Condé nous promet « un printemps africain », nous assurant que les prémisses en ont été son élection à la présidence.

Mais les premiers bourgeons tardent à percer. Pour l’instant, la Guinée reste un pays qui fait la « une » avec des affaires jamais très claires. Au-delà de « l’affaire Getma-Bolloré », une autre tête d’affiche apparaît dans le théâtre d’ombres de la Guinée. Il s’appelle Dominique Gevrey. Un petit capitaine de l’armée française (« petit » dans la mesure où il a gravi les échelons un à un après avoir quitté l’école en 6ème) qui s’est illustré, récemment, en France, par « l’affaire Renault » ; une histoire d’espionnage industriel qui finit en carambouille dont Gevrey serait l’instigateur et le bénéficiaire. Gevrey avait été recruté par la direction de la sécurité du groupe Renault. Il venait de la Direction de production et de sécurité de la défense (DPSD), sorte de NCIS soft à la française. Il y « suivait » les mercenaires en Afrique.

Renaud Lecadre écrit dans Libération (samedi 19 et dimanche 20 mars 2011) que Gevrey envisageait « sa reconversion comme consultant des chefs d’Etat africains » et qu’il se « rend souvent en Afrique pour arrondir ses fins de mois par ces conseils à la bonne franquette ». Gevrey a tenté de prendre la poudre d’escampette. Le 11 mars 2011, il s’est fait « serrer » à l’aéroport « en partance pour Conakry, pour y tuyauter le président guinéen, Alpha Condé, avant sa visite à Nicolas Sarkozy » (Libération - cf. supra).

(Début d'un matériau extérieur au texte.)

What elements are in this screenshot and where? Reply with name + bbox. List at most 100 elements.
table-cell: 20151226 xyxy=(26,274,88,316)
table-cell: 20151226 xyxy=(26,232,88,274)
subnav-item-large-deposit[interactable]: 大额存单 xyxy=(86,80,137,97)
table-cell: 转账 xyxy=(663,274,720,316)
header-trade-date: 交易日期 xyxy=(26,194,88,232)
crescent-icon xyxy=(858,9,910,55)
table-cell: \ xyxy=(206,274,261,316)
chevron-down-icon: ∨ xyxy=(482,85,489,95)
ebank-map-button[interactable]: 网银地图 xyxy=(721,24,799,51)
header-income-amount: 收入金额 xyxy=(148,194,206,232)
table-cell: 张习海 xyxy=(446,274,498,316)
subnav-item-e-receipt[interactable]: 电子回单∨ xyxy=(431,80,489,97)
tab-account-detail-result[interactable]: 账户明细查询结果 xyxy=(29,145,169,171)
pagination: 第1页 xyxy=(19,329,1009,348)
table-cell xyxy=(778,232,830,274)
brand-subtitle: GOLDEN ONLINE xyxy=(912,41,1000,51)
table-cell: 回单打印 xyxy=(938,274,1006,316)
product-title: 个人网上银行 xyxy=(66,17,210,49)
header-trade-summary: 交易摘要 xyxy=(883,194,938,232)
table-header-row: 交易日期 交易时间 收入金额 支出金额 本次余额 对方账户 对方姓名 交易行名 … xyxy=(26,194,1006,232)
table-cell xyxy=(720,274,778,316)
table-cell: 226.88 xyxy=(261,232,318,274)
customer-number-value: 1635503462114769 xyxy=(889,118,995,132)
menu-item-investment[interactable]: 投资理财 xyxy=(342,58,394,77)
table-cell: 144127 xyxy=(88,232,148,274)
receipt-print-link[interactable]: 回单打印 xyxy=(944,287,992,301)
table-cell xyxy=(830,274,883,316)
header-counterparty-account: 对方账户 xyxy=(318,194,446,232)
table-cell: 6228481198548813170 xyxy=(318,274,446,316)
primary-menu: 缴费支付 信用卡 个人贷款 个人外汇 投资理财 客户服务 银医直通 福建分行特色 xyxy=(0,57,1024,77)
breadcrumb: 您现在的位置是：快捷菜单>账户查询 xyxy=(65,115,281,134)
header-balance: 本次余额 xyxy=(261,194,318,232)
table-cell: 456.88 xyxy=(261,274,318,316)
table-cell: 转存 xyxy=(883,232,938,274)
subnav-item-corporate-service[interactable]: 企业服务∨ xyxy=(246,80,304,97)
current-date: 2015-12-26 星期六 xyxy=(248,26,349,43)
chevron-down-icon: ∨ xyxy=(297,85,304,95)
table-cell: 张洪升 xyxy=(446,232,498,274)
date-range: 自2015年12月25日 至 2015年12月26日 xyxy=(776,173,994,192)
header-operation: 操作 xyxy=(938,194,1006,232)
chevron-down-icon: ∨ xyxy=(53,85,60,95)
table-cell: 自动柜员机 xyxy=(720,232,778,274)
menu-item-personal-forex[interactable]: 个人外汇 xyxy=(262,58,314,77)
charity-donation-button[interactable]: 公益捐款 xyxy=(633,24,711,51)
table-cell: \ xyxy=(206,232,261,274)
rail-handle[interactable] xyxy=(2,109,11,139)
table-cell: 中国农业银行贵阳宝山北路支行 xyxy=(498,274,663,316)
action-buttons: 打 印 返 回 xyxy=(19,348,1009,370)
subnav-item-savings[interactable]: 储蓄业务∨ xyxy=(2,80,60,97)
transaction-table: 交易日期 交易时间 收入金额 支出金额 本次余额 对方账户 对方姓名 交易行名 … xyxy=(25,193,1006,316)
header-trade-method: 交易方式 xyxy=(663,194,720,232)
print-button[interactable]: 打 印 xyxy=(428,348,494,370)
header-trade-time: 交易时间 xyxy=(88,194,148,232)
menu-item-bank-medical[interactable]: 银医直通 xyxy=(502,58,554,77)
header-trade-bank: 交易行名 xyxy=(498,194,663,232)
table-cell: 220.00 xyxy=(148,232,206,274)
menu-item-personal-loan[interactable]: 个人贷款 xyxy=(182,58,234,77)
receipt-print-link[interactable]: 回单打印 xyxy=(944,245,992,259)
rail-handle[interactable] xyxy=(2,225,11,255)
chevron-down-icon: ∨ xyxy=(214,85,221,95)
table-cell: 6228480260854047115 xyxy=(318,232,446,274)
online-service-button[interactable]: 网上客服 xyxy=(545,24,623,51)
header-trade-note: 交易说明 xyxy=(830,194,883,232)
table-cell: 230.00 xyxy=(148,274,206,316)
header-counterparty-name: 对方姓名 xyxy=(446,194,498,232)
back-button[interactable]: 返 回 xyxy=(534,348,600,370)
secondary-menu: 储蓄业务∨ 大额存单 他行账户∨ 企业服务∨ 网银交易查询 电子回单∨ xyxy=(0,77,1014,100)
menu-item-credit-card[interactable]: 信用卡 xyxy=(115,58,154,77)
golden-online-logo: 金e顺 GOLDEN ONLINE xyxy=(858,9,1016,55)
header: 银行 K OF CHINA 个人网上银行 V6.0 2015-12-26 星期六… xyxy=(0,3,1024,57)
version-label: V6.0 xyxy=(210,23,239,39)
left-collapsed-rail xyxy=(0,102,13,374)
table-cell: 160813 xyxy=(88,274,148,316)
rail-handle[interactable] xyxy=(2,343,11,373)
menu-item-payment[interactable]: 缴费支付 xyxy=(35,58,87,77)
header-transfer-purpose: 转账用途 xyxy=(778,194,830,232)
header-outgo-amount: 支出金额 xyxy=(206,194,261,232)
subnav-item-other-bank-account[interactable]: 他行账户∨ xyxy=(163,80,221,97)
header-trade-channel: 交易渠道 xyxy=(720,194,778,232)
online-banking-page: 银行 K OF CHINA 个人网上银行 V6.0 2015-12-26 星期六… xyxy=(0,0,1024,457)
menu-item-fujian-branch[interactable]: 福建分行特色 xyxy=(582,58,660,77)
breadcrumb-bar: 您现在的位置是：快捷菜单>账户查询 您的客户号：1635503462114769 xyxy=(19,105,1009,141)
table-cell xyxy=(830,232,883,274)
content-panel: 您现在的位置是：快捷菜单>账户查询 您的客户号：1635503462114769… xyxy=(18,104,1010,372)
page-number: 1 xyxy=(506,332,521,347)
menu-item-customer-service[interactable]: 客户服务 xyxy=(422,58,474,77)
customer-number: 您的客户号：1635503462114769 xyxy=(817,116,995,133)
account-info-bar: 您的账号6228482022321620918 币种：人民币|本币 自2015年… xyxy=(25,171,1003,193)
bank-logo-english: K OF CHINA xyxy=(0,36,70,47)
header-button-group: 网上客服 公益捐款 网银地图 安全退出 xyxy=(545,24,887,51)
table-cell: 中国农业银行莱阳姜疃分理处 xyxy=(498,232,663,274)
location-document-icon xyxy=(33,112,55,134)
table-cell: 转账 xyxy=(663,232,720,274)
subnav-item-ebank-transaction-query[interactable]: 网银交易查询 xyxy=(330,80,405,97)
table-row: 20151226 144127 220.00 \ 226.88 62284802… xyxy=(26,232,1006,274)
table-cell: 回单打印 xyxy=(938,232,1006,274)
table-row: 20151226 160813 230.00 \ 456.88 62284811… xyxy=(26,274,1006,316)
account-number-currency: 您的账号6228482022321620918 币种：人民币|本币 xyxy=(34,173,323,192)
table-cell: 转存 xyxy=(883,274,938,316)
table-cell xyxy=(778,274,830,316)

Pas de commentaires du côté de Conakry et Paris ; à la veille de la visite de Condé, on préfèrera se taire : l’ambition de la France est de reconquérir le terrain économique perdu en Guinée et cela vaut bien quelques arrangements entre amis.

D’autant plus que Condé laisse entendre que son pays pourrait, à terme, revenir dans la zone franc.
« Une hirondelle ne fait pas le printemps », dit-on. Un nouveau « patron » à Conakry ne fera pas le « printemps africain ». Pas de la façon dont les premiers mois de sa présidence se déroulent : trop de zones d’ombre, trop d’affairisme. Mais faut-il s’en étonner de la part de Alpha Condé ? Cela nous promet un mandat particulièrement agité.